Member of the Riksdag
- Incumbent
- Assumed office 28 September 2026

Personal details
- Born: Malin Anna Björk 22 May 1972 (age 54) Gothenburg, Sweden
- Party: Swedish Left Party EU European United Left–Nordic Green Left
- Children: 2
- Website: eu.vansterpartiet.se

= Malin Björk =

Swedish politician

Malin Anna Björk (born 22 May 1972) is a Swedish politician who was a Member of the European Parliament (MEP) of the Swedish Left Party and The Left (GUE/NGL) from 2014 to 2024. She was a full member of the parliament's Committee on Environment, Public Health, and Food Safety (ENVI) and a substitute member of the Committee on Civil Liberties, Justice, and Home Affairs (LIBE).

She was the European Parliament's rapporteur on the EU resettlement framework. In October 2017, her proposal to resettle around 240 000 refugees per year in the EU member states was approved in the LIBE committee.

Together with her colleague Eleonora Forenza, she is the author of a report on gender and trade, which calls for a more gender-sensitive EU trade policy. The report was adopted in the FEMM Committee and the Committee on International Trade in January 2018.

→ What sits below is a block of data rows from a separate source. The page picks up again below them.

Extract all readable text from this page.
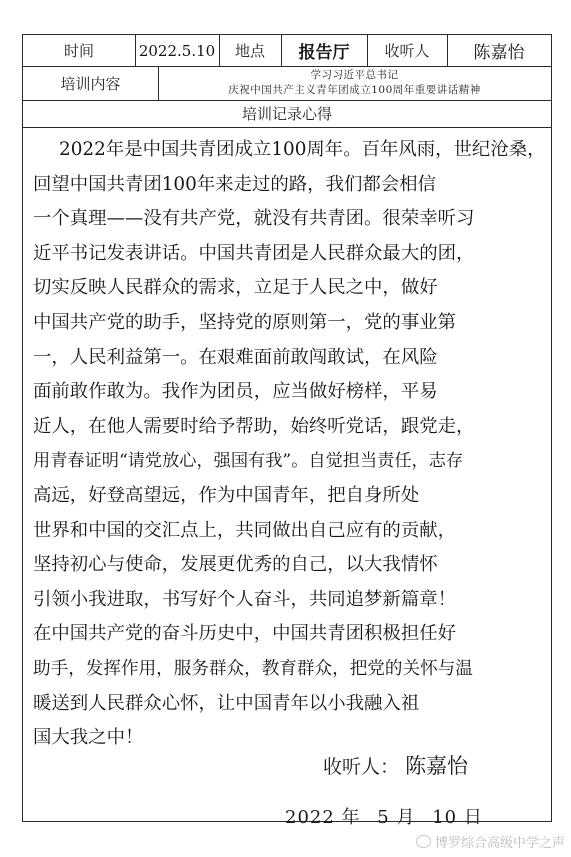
时间	2022.5.10	地点	报告厅	收听人	陈嘉怡
培训内容	学习习近平总书记
庆祝中国共产主义青年团成立100周年重要讲话精神
培训记录心得
2022年是中国共青团成立100周年。百年风雨，世纪沧桑，
回望中国共青团100年来走过的路，我们都会相信
一个真理——没有共产党，就没有共青团。很荣幸听习
近平书记发表讲话。中国共青团是人民群众最大的团，
切实反映人民群众的需求，立足于人民之中，做好
中国共产党的助手，坚持党的原则第一，党的事业第
一，人民利益第一。在艰难面前敢闯敢试，在风险
面前敢作敢为。我作为团员，应当做好榜样，平易
近人，在他人需要时给予帮助，始终听党话，跟党走，
用青春证明“请党放心，强国有我”。自觉担当责任，志存
高远，好登高望远，作为中国青年，把自身所处
世界和中国的交汇点上，共同做出自己应有的贡献，
坚持初心与使命，发展更优秀的自己，以大我情怀
引领小我进取，书写好个人奋斗，共同追梦新篇章！
在中国共产党的奋斗历史中，中国共青团积极担任好
助手，发挥作用，服务群众，教育群众，把党的关怀与温
暖送到人民群众心怀，让中国青年以小我融入祖
国大我之中！
收听人： 陈嘉怡
2022 年 5 月 10 日
博罗综合高级中学之声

Björk worked for several years for the European Women's Lobby in Brussels. In 2009, she took up a job as a political advisor in the Committee on Women's Rights and Gender Equality for the committee's GUE/NGL coordinator Eva-Britt Svensson.

She was the Left Party's top candidate in the 2014 European Parliament election, after she narrowly won a fight for the position against incumbent MEP Mikael Gustafsson. She was elected as the sole member for the party.

As a feminist, during the election campaign, she focused on feminist issues, as well as anti-racism, LGBT rights, protection of welfare and workers' rights, and opposition to austerity policies. She seeks stronger measures against social dumping, including overturning the principle of the ruling in the case Laval Un Partneri Ltd v Svenska Byggnadsarbetareforbundet, which held that the right to strike is limited if it disproportionately affected the right to establish, or provide, business in the EU. She opposes the proposal to create a Transatlantic Free Trade Area.

In April 2014, Björk refused to buckle her seat belt on board in a Swedish plane, after she became aware that the plane would transport an asylum seeker from Iran who was about to get deported. As a result, the man was transferred to another place. He was later granted a permanent residency permit in Sweden.

She lives in Brussels with her partner and their two children.